These include plans to build railways, roads and airports along the Yangtze River - which connects China's less developed inland provinces to Shanghai.
Meanwhile, China's central bank said it will encourage banks to lend more to exporters to boost shipments.
The moves, the latest in a series of steps taken in recent weeks, come amid concerns over a slowdown in China's economy - the world's second-largest.
China's economy expanded by 7.4% in the January-to-March period, from a year ago, down from 7.7% growth in the final quarter of last year.
'Economic integration'
After years of robust expansion, China has seen its growth rate slow in recent years, in part due to a slowdown in demand for its exports from key markets.
In an attempt to sustain a high growth rate, and to rebalance its economy, China has been looking to boost domestic consumption.

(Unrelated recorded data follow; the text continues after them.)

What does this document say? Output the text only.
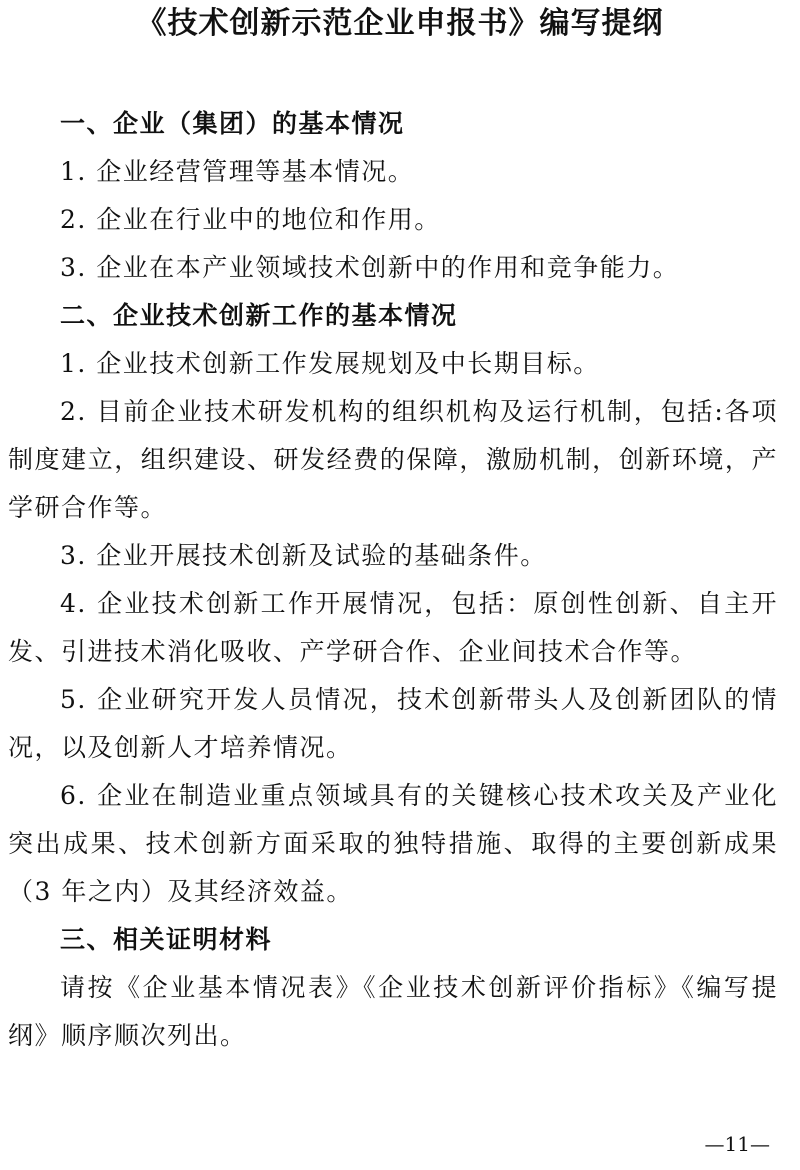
《技术创新示范企业申报书》编写提纲

一、企业（集团）的基本情况

1. 企业经营管理等基本情况。

2. 企业在行业中的地位和作用。

3. 企业在本产业领域技术创新中的作用和竞争能力。

二、企业技术创新工作的基本情况

1. 企业技术创新工作发展规划及中长期目标。

2. 目前企业技术研发机构的组织机构及运行机制，包括:各项制度建立，组织建设、研发经费的保障，激励机制，创新环境，产学研合作等。

3. 企业开展技术创新及试验的基础条件。

4. 企业技术创新工作开展情况，包括：原创性创新、自主开发、引进技术消化吸收、产学研合作、企业间技术合作等。

5. 企业研究开发人员情况，技术创新带头人及创新团队的情况，以及创新人才培养情况。

6. 企业在制造业重点领域具有的关键核心技术攻关及产业化突出成果、技术创新方面采取的独特措施、取得的主要创新成果（3 年之内）及其经济效益。

三、相关证明材料

请按《企业基本情况表》《企业技术创新评价指标》《编写提纲》顺序顺次列出。

—11—
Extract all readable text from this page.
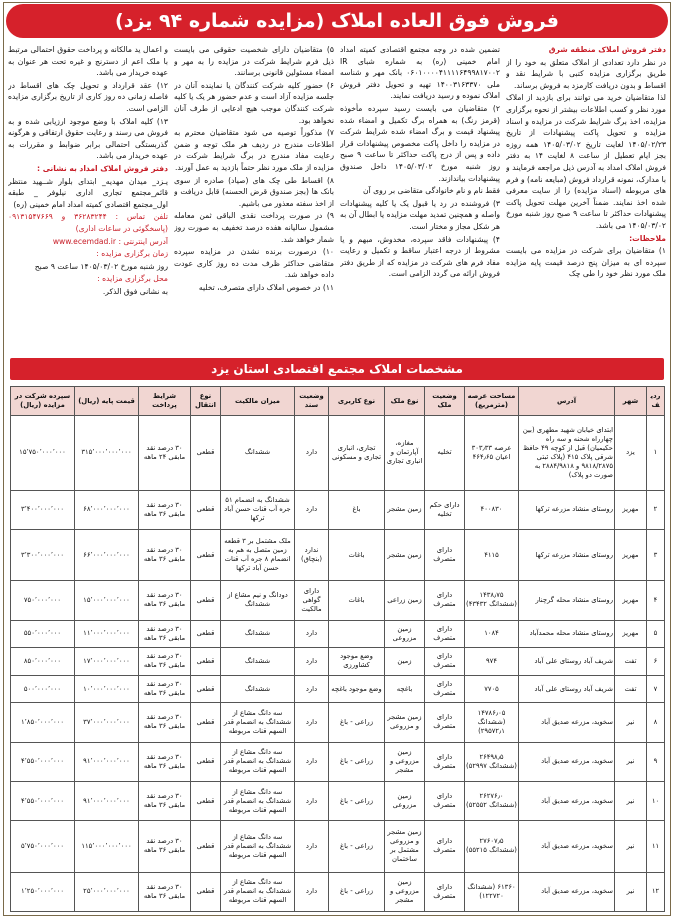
فروش فوق العاده املاک (مزایده شماره ۹۴ یزد)

دفتر فروش املاک منطقه شرق

در نظر دارد تعدادی از املاک متعلق به خود را از طریق برگزاری مزایده کتبی با شرایط نقد و اقساط و بدون دریافت کارمزد به فروش برساند.

لذا متقاضیان خرید می توانند برای بازدید از املاک مورد نظر و کسب اطلاعات بیشتر از نحوه برگزاری مزایده، اخذ برگ شرایط شرکت در مزایده و اسناد مزایده و تحویل پاکت پیشنهادات از تاریخ ۱۴۰۵/۰۲/۲۳ لغایت تاریخ ۱۴۰۵/۰۳/۰۲ همه روزه بجز ایام تعطیل از ساعت ۸ لغایت ۱۴ به دفتر فروش املاک امداد به آدرس ذیل مراجعه فرمایند و با مدارک، نمونه قرارداد فروش (مبایعه نامه) و فرم های مربوطه (اسناد مزایده) را از سایت معرفی شده اخذ نمایند. ضمناً آخرین مهلت تحویل پاکت پیشنهادات حداکثر تا ساعت ۹ صبح روز شنبه مورخ ۱۴۰۵/۰۳/۰۲ می باشد.

ملاحظات:

۱) متقاضیان برای شرکت در مزایده می بایست سپرده ای به میزان پنج درصد قیمت پایه مزایده ملک مورد نظر خود را طی چک

تضمین شده در وجه مجتمع اقتصادی کمیته امداد امام خمینی (ره) به شماره شبای IR ۰۶۰۱۰۰۰۰۴۱۱۱۱۶۴۹۹۸۱۷۰۰۲ بانک مهر و شناسه ملی ۱۴۰۰۳۱۶۳۳۷۰ تهیه و تحویل دفتر فروش املاک نموده و رسید دریافت نمایند.

۲) متقاضیان می بایست رسید سپرده مأخوذه (قرمز رنگ) به همراه برگ تکمیل و امضاء شده پیشنهاد قیمت و برگ امضاء شده شرایط شرکت در مزایده را داخل پاکت مخصوص پیشنهادات قرار داده و پس از درج پاکت حداکثر تا ساعت ۹ صبح روز شنبه مورخ ۱۴۰۵/۰۳/۰۲ داخل صندوق پیشنهادات بیاندازند.

فقط نام و نام خانوادگی متقاضی بر روی آن

۳) فروشنده در رد یا قبول یک یا کلیه پیشنهادات واصله و همچنین تمدید مهلت مزایده یا ابطال آن به هر شکل مجاز و مختار است.

۴) پیشنهادات فاقد سپرده، مخدوش، مبهم و یا مشروط از درجه اعتبار ساقط و تکمیل و رعایت مفاد فرم های شرکت در مزایده که از طریق دفتر فروش ارائه می گردد الزامی است.

۵) متقاضیان دارای شخصیت حقوقی می بایست ذیل فرم شرایط شرکت در مزایده را به مهر و امضاء مسئولین قانونی برسانند.

۶) حضور کلیه شرکت کنندگان یا نماینده آنان در جلسه مزایده آزاد است و عدم حضور هر یک یا کلیه شرکت کنندگان موجب هیچ ادعایی از طرف آنان نخواهد بود.

۷) مذکوراً توصیه می شود متقاضیان محترم به اطلاعات مندرج در ردیف هر ملک توجه و ضمن رعایت مفاد مندرج در برگ شرایط شرکت در مزایده از ملک مورد نظر حتماً بازدید به عمل آورند.

۸) اقساط طی چک های (صیاد) صادره از سوی بانک ها (بجز صندوق قرض الحسنه) قابل دریافت و از اخذ سفته معذور می باشیم.

۹) در صورت پرداخت نقدی الباقی ثمن معامله مشمول سالیانه هفده درصد تخفیف به صورت روز شمار خواهد شد.

۱۰) درصورت برنده نشدن در مزایده سپرده متقاضی حداکثر ظرف مدت ده روز کاری عودت داده خواهد شد.

۱۱) در خصوص املاک دارای متصرف، تخلیه

و اعمال ید مالکانه و پرداخت حقوق احتمالی مرتبط با ملک اعم از دسترنج و غیره تحت هر عنوان به عهده خریدار می باشد.

۱۲) عقد قرارداد و تحویل چک های اقساط در فاصله زمانی ده روز کاری از تاریخ برگزاری مزایده الزامی است.

۱۳) کلیه املاک با وضع موجود ارزیابی شده و به فروش می رسند و رعایت حقوق ارتفاقی و هرگونه گذربستگی احتمالی برابر ضوابط و مقررات به عهده خریدار می باشد.

دفتر فروش املاک امداد به نشانی :

یـزد_ میدان مهدیه_ ابتدای بلوار شــهید منتظر قائم_مجتمع تجاری اداری نیلوفر _ طبقه اول_مجتمع اقتصادی کمیته امداد امام خمینی (ره)

تلفن تماس : ۳۶۲۸۳۲۴۴ و ۰۹۱۳۱۵۴۷۶۶۹ (پاسخگوئی در ساعات اداری)

آدرس اینترنتی : www.ecemdad.ir

زمان برگزاری مزایده :

روز شنبه مورخ ۱۴۰۵/۰۳/۰۲ ساعت ۹ صبح

محل برگزاری مزایده :

به نشانی فوق الذکر.

مشخصات املاک مجتمع اقتصادی استان یزد
ردیف	شهر	آدرس	مساحت عرصه (مترمربع)	وضعیت ملک	نوع ملک	نوع کاربری	وضعیت سند	میزان مالکیت	نوع انتقال	شرایط پرداخت	قیمت پایه (ریال)	سپرده شرکت در مزایده (ریال)
۱	یزد	ابتدای خیابان شهید مطهری (بین چهارراه شحنه و سه راه حکیمیان) قبل از کوچه ۴۹ حافظ شرقی پلاک ۴۱۵ (پلاک ثبتی ۹۸۱۸/۲۸۷۵ و ۲۸۸۴/۹۸۱۸ به صورت دو پلاک)	عرصه ۳۰۳٫۳۳ اعیان ۴۶۴٫۶۵	تخلیه	مغازه، آپارتمان و انباری تجاری	تجاری، انباری تجاری و مسکونی	دارد	ششدانگ	قطعی	۳۰ درصد نقد مابقی ۲۴ ماهه	۳۱۵٬۰۰۰٬۰۰۰٬۰۰۰	۱۵٬۷۵۰٬۰۰۰٬۰۰۰
۲	مهریز	روستای منشاد مزرعه ترکها	۴۰۰۸۳۰	دارای حکم تخلیه	زمین مشجر	باغ	دارد	ششدانگ به انضمام ۵۱ جره آب قنات حسن آباد ترکها	قطعی	۳۰ درصد نقد مابقی ۳۶ ماهه	۶۸٬۰۰۰٬۰۰۰٬۰۰۰	۳٬۴۰۰٬۰۰۰٬۰۰۰
۳	مهریز	روستای منشاد مزرعه ترکها	۴۱۱۵	دارای متصرف	زمین مشجر	باغات	ندارد (بنچاق)	ملک مشتمل بر ۳ قطعه زمین متصل به هم به انضمام ۸ جره آب قنات حسن آباد ترکها	قطعی	۳۰ درصد نقد مابقی ۳۶ ماهه	۶۶٬۰۰۰٬۰۰۰٬۰۰۰	۳٬۳۰۰٬۰۰۰٬۰۰۰
۴	مهریز	روستای منشاد محله گرچنار	۱۴۳۸٫۷۵ (ششدانگ ۴۳۴۳۲)	دارای متصرف	زمین زراعی	باغات	دارای گواهی مالکیت	دودانگ و نیم مشاع از ششدانگ	قطعی	۳۰ درصد نقد مابقی ۳۶ ماهه	۱۵٬۰۰۰٬۰۰۰٬۰۰۰	۷۵۰٬۰۰۰٬۰۰۰
۵	مهریز	روستای منشاد محله محمدآباد	۱۰۸۴	دارای متصرف	زمین مزروعی		دارد	ششدانگ	قطعی	۳۰ درصد نقد مابقی ۳۶ ماهه	۱۱٬۰۰۰٬۰۰۰٬۰۰۰	۵۵۰٬۰۰۰٬۰۰۰
۶	تفت	شریف آباد روستای علی آباد	۹۷۴	دارای متصرف	زمین	وضع موجود کشاورزی	دارد	ششدانگ	قطعی	۳۰ درصد نقد مابقی ۳۶ ماهه	۱۷٬۰۰۰٬۰۰۰٬۰۰۰	۸۵۰٬۰۰۰٬۰۰۰
۷	تفت	شریف آباد روستای علی آباد	۷۷۰۵	دارای متصرف	باغچه	وضع موجود باغچه	دارد	ششدانگ	قطعی	۳۰ درصد نقد مابقی ۳۶ ماهه	۱۰٬۰۰۰٬۰۰۰٬۰۰۰	۵۰۰٬۰۰۰٬۰۰۰
۸	نیر	سخوید، مزرعه صدیق آباد	۱۴۷۸۶٫۰۵ (ششدانگ ۲۹۵۷۲٫۱)	دارای متصرف	زمین مشجر و مزروعی	زراعی - باغ	دارد	سه دانگ مشاع از ششدانگ به انضمام قدر السهم قنات مربوطه	قطعی	۳۰ درصد نقد مابقی ۳۶ ماهه	۳۷٬۰۰۰٬۰۰۰٬۰۰۰	۱٬۸۵۰٬۰۰۰٬۰۰۰
۹	نیر	سخوید، مزرعه صدیق آباد	۲۶۴۹۸٫۵ (ششدانگ ۵۲۹۹۷)	دارای متصرف	زمین مزروعی و مشجر	زراعی - باغ	دارد	سه دانگ مشاع از ششدانگ به انضمام قدر السهم قنات مربوطه	قطعی	۳۰ درصد نقد مابقی ۳۶ ماهه	۹۱٬۰۰۰٬۰۰۰٬۰۰۰	۴٬۵۵۰٬۰۰۰٬۰۰۰
۱۰	نیر	سخوید، مزرعه صدیق آباد	۲۶۲۷۶٫۰ (ششدانگ ۵۲۵۵۲)	دارای متصرف	زمین مزروعی	زراعی - باغ	دارد	سه دانگ مشاع از ششدانگ به انضمام قدر السهم قنات مربوطه	قطعی	۳۰ درصد نقد مابقی ۳۶ ماهه	۹۱٬۰۰۰٬۰۰۰٬۰۰۰	۴٬۵۵۰٬۰۰۰٬۰۰۰
۱۱	نیر	سخوید، مزرعه صدیق آباد	۲۷۶۰۷٫۵ (ششدانگ ۵۵۲۱۵)	دارای متصرف	زمین مشجر و مزروعی مشتمل بر ساختمان	زراعی - باغ	دارد	سه دانگ مشاع از ششدانگ به انضمام قدر السهم قنات مربوطه	قطعی	۳۰ درصد نقد مابقی ۳۶ ماهه	۱۱۵٬۰۰۰٬۰۰۰٬۰۰۰	۵٬۷۵۰٬۰۰۰٬۰۰۰
۱۲	نیر	سخوید، مزرعه صدیق آباد	۶۱۳۶۰ (ششدانگ ۱۲۲۷۲۰)	دارای متصرف	زمین مزروعی و مشجر	زراعی - باغ	دارد	سه دانگ مشاع از ششدانگ به انضمام قدر السهم قنات مربوطه	قطعی	۳۰ درصد نقد مابقی ۳۶ ماهه	۲۵٬۰۰۰٬۰۰۰٬۰۰۰	۱٬۲۵۰٬۰۰۰٬۰۰۰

However, there have been concerns that as China tries to move away from an export-led growth model, growth may slow down further.
Data released earlier this month showed that China's imports declined 1.6% in May, from a year earlier, underlining fears that domestic demand may not be picking up as fast as policymakers had hoped.
At the same time, China's exports have also been under pressure in recent months.
Even though shipments rose 7% in May, they had increased just 0.9% in April and declined sharply in March and February.
On Wednesday, the State Council said that the decision to build a multi-tier transport system along the Yangtze River will help create a new economic belt along the river.
"Better use of the so-called 'golden waterway' can boost economic integration between developed and impoverished regions and inject fresh energy into China's economic growth," the State Cabinet was quoted as saying by the state-owned Xinhua news agency.
According to official data, the 11 provinces and municipalities along the river account for almost 41% of China's overall gross domestic product.